I’m using the “automation.turn_off” service with “stop_actions: true” to cancel a running automation. The logbook shows it has been disabled. However the action it is executing (waiting for a certain amount of time) is not stopped/interrupted.
It looks like the “stop_actions: true” does not work. At least not to cancel ‘wait time’. Maybe this doesn’t work in this situation? If can do it in another way but just want to be sure I’m not doing anything wrong here. Thanks!
It should according to the docs. Wht else is the stop_actions parameter for?
It does not stop all actions mid operation though. It always understood it should cancel delays, but maybe not a wait for trigger? What way of waiting are you using?
Personally I’d put the actions in a script and turn that off though. Not that I think that would help for this particular problem, but do you also mean to disable the automation triggers for future use? The action does two things, which might not always be what you want. Turning off a script is canceling the actions but the script remains usable.
Turning automations off should be available to you to disable misbehaving automations. Doing so programmatically is advised against.
Another option here is: rather than using delay, set a timer and move the turn_off part of the automation to a separate automation triggered by the timer. Then you can turn off that second automation.
I just highlighted all the advantages of a timer in a different thread, so yeah. But then simply cancel the timer, no need to disable automations. Advantages of timers: You can see them, test for them, manipulate them from other automations (start, restart, cancel,…). And they survive a restart of HA if you tick the box while creating the helper.
Your automation turns on a light, waits for 3.5 hours using a 3.5 hour delay, then turns off the light. This design cannot survive a restart.
If Home Assistant were to restart during the delay, the automation would be immediately terminated and, on startup, would not resume the automation’s actions from where it left off. That means the light that was turned on would not be turned off.
That’s why everyone is suggesting you redesign it to use a timer entity which does survive a restart (but is admittedly more complicated to work with than a simple delay statement).
Be advised that if you do use a 3.5 hour timer and cancel it with the timer.cancel action, you still need to consider what to do about the light that the automation turned on.
EDIT
Post the entire automation. It will help us understand what you’re trying to accomplish. It may be possible that no timer is needed.

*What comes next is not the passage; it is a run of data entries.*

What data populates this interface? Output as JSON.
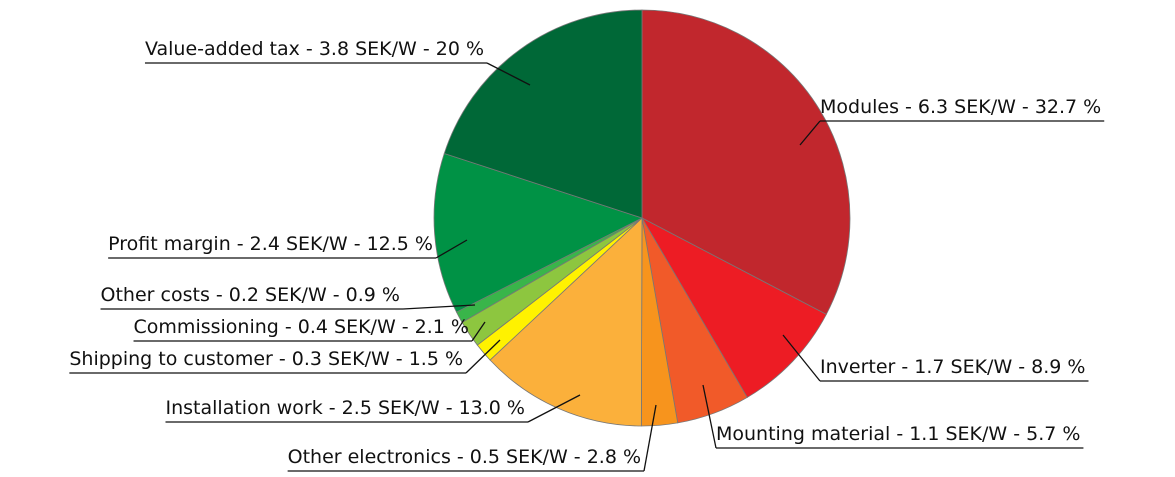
{
  "chart_data": {
    "type": "pie",
    "categories": [
      "Modules - 6.3 SEK/W - 32.7 %",
      "Inverter - 1.7 SEK/W - 8.9 %",
      "Mounting material - 1.1 SEK/W - 5.7 %",
      "Other electronics - 0.5 SEK/W - 2.8 %",
      "Installation work - 2.5 SEK/W - 13.0 %",
      "Shipping to customer - 0.3 SEK/W - 1.5 %",
      "Commissioning - 0.4 SEK/W - 2.1 %",
      "Other costs - 0.2 SEK/W - 0.9 %",
      "Profit margin - 2.4 SEK/W - 12.5 %",
      "Value-added tax - 3.8 SEK/W - 20 %"
    ],
    "values": [
      32.7,
      8.9,
      5.7,
      2.8,
      13.0,
      1.5,
      2.1,
      0.9,
      12.5,
      20
    ],
    "colors": [
      "#c1272d",
      "#ed1c24",
      "#f15a29",
      "#f7941d",
      "#fbb03b",
      "#fff200",
      "#8dc63f",
      "#39b54a",
      "#009245",
      "#006837"
    ]
  }
}
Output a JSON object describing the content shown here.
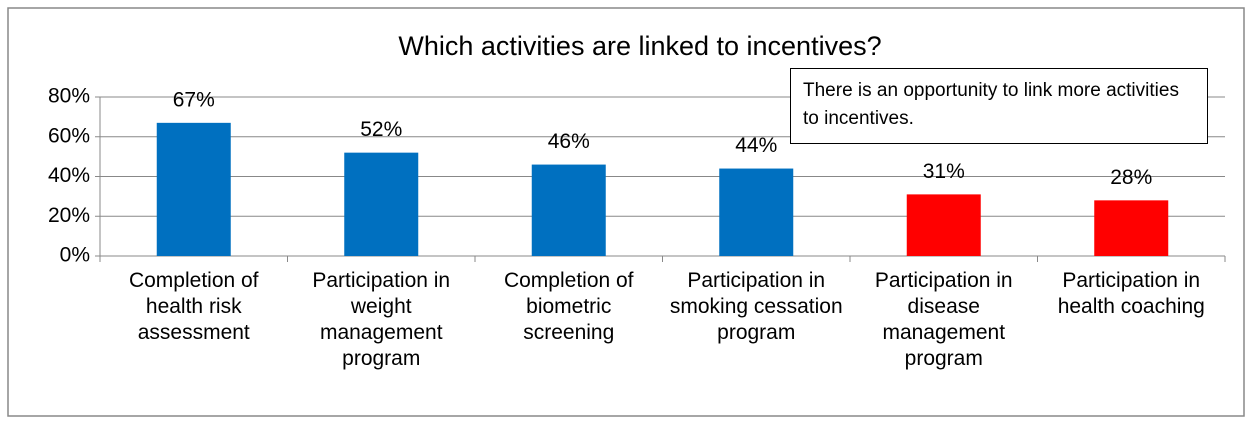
{
  "chart_data": {
    "type": "bar",
    "title": "Which activities are linked to incentives?",
    "categories": [
      "Completion of health risk assessment",
      "Participation in weight management program",
      "Completion of biometric screening",
      "Participation in smoking cessation program",
      "Participation in disease management program",
      "Participation in health coaching"
    ],
    "values": [
      67,
      52,
      46,
      44,
      31,
      28
    ],
    "value_labels": [
      "67%",
      "52%",
      "46%",
      "44%",
      "31%",
      "28%"
    ],
    "colors": [
      "#0070c0",
      "#0070c0",
      "#0070c0",
      "#0070c0",
      "#ff0000",
      "#ff0000"
    ],
    "ylim": [
      0,
      80
    ],
    "yticks": [
      {
        "value": 0,
        "label": "0%"
      },
      {
        "value": 20,
        "label": "20%"
      },
      {
        "value": 40,
        "label": "40%"
      },
      {
        "value": 60,
        "label": "60%"
      },
      {
        "value": 80,
        "label": "80%"
      }
    ],
    "grid": true,
    "annotation": "There is an opportunity to link more activities to incentives."
  }
}
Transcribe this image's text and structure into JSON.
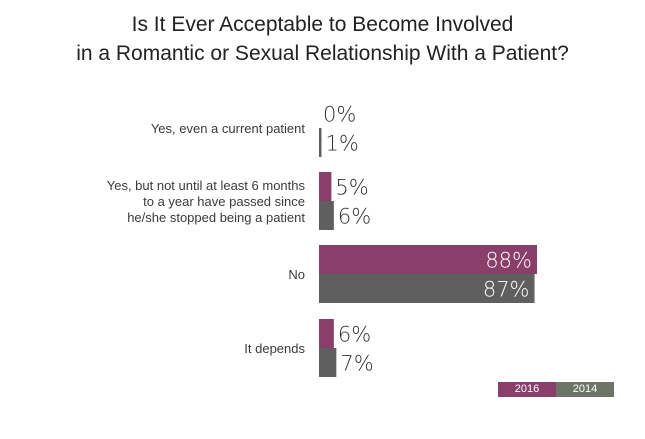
{
  "chart_data": {
    "type": "bar",
    "orientation": "horizontal",
    "title": [
      "Is It Ever Acceptable to Become Involved",
      "in a Romantic or Sexual Relationship With a Patient?"
    ],
    "categories": [
      [
        "Yes, even a current patient"
      ],
      [
        "Yes, but not until at least 6 months",
        "to a year have passed since",
        "he/she stopped being a patient"
      ],
      [
        "No"
      ],
      [
        "It depends"
      ]
    ],
    "series": [
      {
        "name": "2016",
        "color": "#8a3f6a",
        "values": [
          0,
          5,
          88,
          6
        ],
        "labels": [
          "0%",
          "5%",
          "88%",
          "6%"
        ]
      },
      {
        "name": "2014",
        "color": "#5f5f5f",
        "values": [
          1,
          6,
          87,
          7
        ],
        "labels": [
          "1%",
          "6%",
          "87%",
          "7%"
        ]
      }
    ],
    "xlim": [
      0,
      100
    ],
    "grid": false,
    "legend_position": "bottom-right",
    "legend_colors": [
      "#8a3f6a",
      "#6c7566"
    ]
  }
}
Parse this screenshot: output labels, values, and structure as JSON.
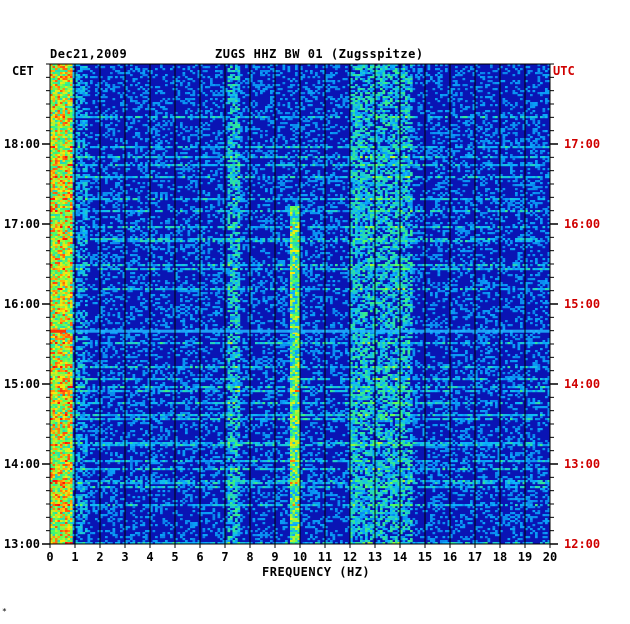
{
  "header": {
    "date": "Dec21,2009",
    "station": "ZUGS HHZ BW 01 (Zugsspitze)"
  },
  "left_axis_label": "CET",
  "right_axis_label": "UTC",
  "footer_mark": "*",
  "colors": {
    "background": "#ffffff",
    "spectrogram_base": "#0a14b4",
    "utc_label": "#d00000",
    "grid": "#000000"
  },
  "chart_data": {
    "type": "heatmap",
    "xlabel": "FREQUENCY (HZ)",
    "xlim": [
      0,
      20
    ],
    "x_ticks": [
      "0",
      "1",
      "2",
      "3",
      "4",
      "5",
      "6",
      "7",
      "8",
      "9",
      "10",
      "11",
      "12",
      "13",
      "14",
      "15",
      "16",
      "17",
      "18",
      "19",
      "20"
    ],
    "left_ticks": [
      "18:00",
      "17:00",
      "16:00",
      "15:00",
      "14:00",
      "13:00"
    ],
    "right_ticks": [
      "17:00",
      "16:00",
      "15:00",
      "14:00",
      "13:00",
      "12:00"
    ],
    "y_time_range_cet": [
      "13:00",
      "19:00"
    ],
    "features": [
      {
        "description": "strong low-frequency energy",
        "freq_hz": [
          0.1,
          0.8
        ],
        "time_cet": [
          "13:00",
          "19:00"
        ]
      },
      {
        "description": "persistent line",
        "freq_hz": [
          9.6,
          9.9
        ],
        "time_cet": [
          "13:00",
          "17:10"
        ]
      },
      {
        "description": "banded energy",
        "freq_hz": [
          12.0,
          14.5
        ],
        "time_cet": [
          "13:00",
          "19:00"
        ]
      },
      {
        "description": "strong horizontal band",
        "freq_hz": [
          0,
          20
        ],
        "time_cet": [
          "15:40",
          "15:42"
        ]
      }
    ]
  }
}
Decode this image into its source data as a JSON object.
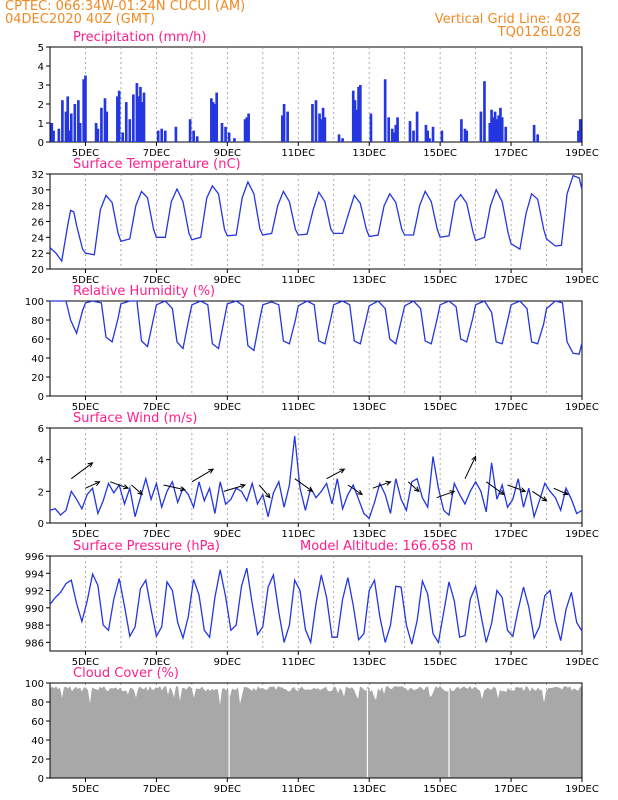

One additional consideration: rather than use automation.turn_off, if you’re using a timer, simply cancel the timer to prevent the automation from firing at the timer’s expiration.
I’m not too worried about a HA restart. Like the old HomeWizard that I’ve been using (and still use with rest integration to control my heatlink) for 10+ years now, HA on RPI turns out to be very reliable, definitely with the SSD that I’m using now. In 5 years I only had 1 problem, with the sd card. Manual restarts are not applicable here because the automation part is for when we’re not at home :-).
But I’m always in for better/easier/more efficient way of doing things. Here’s the full automation.
If for any reason there’s a need to restart Home Assistant during that 3.5 hour window, all automations that are busy executing their actions are instantly terminated. Whatever actions they had yet to process won’t be executed.
EDIT 1
Please format your posted automation. YAML indentation is critical and the way it’s currently presented makes it a mess.
If I have understood your automation correctly, it is possible to design it without a delay or a timer. It would use at three Sun Triggers, two with positive offsets plus an Input Boolean to control execution.
If the input_boolean is on, the automation processes actions at the scheduled time. If it’s off, it will not execute the actions.